Definition at line 277 of file nnfw_api.cc.

279{
281 return session->train_set_expected(index, expected, expected_info);
282}

References NNFW_RETURN_ERROR_IF_NULL.

◆ nnfw_train_set_input()

NNFW_STATUS nnfw_train_set_input ( nnfw_session session,
uint32_t  index,
const void *  input,
const nnfw_tensorinfo input_info 
)

Set training input.

Note
This function should be called after nnfw_train_prepare
Parameters
[in]sessionThe session to be set training inputs and expected model outputs
[in]indexThe index of training input
[in]inputThe input buffers for training
[in]input_infoThe shape and type of input buffer If it is nullptr, it will not change shape and batch size
Returns
NNFW_STATUS_NO_ERROR if successful

Definition at line 270 of file nnfw_api.cc.

272{
274 return session->train_set_input(index, input, input_info);
275}

References NNFW_RETURN_ERROR_IF_NULL.

◆ nnfw_train_set_output()

NNFW_STATUS nnfw_train_set_output ( nnfw_session session,
uint32_t  index,
NNFW_TYPE  type,
void *  buffer,
size_t  length 
)

Set training output buffer.

This function must be called after nnfw_train_prepare, buffer given to this function can be reused for training. length must be greater or equal than the operand requires.

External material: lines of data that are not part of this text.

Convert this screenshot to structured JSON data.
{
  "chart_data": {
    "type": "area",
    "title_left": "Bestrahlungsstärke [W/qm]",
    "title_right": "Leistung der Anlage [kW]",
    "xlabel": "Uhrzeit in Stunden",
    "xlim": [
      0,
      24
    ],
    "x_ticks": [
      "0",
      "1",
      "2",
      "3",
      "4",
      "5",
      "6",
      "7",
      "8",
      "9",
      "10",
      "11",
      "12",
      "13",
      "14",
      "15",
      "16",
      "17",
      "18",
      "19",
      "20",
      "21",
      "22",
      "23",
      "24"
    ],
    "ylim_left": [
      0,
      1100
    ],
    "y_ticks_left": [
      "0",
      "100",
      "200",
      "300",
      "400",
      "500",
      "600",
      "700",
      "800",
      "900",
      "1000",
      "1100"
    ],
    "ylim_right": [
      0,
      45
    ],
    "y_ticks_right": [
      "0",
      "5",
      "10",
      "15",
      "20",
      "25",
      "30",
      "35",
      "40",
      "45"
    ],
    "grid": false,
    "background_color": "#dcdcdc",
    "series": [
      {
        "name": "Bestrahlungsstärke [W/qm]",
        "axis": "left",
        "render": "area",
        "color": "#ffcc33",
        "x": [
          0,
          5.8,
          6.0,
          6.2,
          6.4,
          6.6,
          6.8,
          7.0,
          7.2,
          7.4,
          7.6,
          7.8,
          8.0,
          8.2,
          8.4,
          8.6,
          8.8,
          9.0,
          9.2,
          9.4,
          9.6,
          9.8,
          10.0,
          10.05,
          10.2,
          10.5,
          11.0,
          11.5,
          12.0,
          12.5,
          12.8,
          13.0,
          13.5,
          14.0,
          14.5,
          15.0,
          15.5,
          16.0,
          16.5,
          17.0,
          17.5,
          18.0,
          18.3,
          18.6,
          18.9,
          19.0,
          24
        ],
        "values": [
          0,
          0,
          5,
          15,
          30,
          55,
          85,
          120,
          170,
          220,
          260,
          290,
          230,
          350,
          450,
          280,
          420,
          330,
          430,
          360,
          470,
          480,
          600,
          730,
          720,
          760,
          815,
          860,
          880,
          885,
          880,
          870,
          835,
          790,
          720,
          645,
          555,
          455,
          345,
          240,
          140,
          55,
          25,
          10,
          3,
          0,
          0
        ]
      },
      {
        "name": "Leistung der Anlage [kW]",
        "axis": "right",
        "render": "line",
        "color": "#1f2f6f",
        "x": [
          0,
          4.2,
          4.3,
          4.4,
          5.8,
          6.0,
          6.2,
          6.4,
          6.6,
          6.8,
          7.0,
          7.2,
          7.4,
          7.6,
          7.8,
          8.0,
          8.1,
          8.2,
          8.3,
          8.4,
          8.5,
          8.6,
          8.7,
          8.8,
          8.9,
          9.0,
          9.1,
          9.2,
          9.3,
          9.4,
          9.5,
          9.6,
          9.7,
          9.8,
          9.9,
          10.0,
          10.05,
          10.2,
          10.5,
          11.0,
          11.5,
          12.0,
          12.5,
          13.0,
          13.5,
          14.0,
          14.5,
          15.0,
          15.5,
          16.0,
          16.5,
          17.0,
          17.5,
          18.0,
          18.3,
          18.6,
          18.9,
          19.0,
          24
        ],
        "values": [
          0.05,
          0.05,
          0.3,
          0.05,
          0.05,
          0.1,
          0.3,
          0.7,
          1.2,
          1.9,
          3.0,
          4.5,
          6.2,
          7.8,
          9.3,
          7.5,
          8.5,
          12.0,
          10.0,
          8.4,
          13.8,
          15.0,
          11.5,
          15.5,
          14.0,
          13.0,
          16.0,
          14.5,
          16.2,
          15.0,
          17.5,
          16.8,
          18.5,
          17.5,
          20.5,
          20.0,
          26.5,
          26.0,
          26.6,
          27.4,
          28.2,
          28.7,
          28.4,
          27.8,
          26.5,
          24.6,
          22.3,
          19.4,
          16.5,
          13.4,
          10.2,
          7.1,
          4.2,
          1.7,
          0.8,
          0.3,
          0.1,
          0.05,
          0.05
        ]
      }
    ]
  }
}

An output operand can have unspecified shape and deduced dynamically during the execution. You must provide buffer large enough.

Parameters
[in]sessionSession from inference output is to be extracted
[in]indexIndex of output to be set (0-indexed)
[in]typeType of the output
[out]bufferRaw buffer for output
[in]lengthSize of bytes of output buffer
Returns
NNFW_STATUS_NO_ERROR if successful

Definition at line 445 of file onert-micro.cpp.

447{
449 return session->train_set_output(index, type, buffer, length);
450}

References NNFW_RETURN_ERROR_IF_NULL.

◆ nnfw_train_set_traininfo()

NNFW_STATUS nnfw_train_set_traininfo ( nnfw_session session,
const nnfw_train_info info 
)

Set training information.

Note
This function should be called after calling nnfw_load_model_from_file and before calling nnfw_train_prepare
Parameters
[in]sessionThe session to be set training information
[in]infoThe training information
Returns
NNFW_STATUS_NO_ERROR if successful

Definition at line 439 of file onert-micro.cpp.

440{
442 return session->train_set_traininfo(info);
443}

References info, and NNFW_RETURN_ERROR_IF_NULL.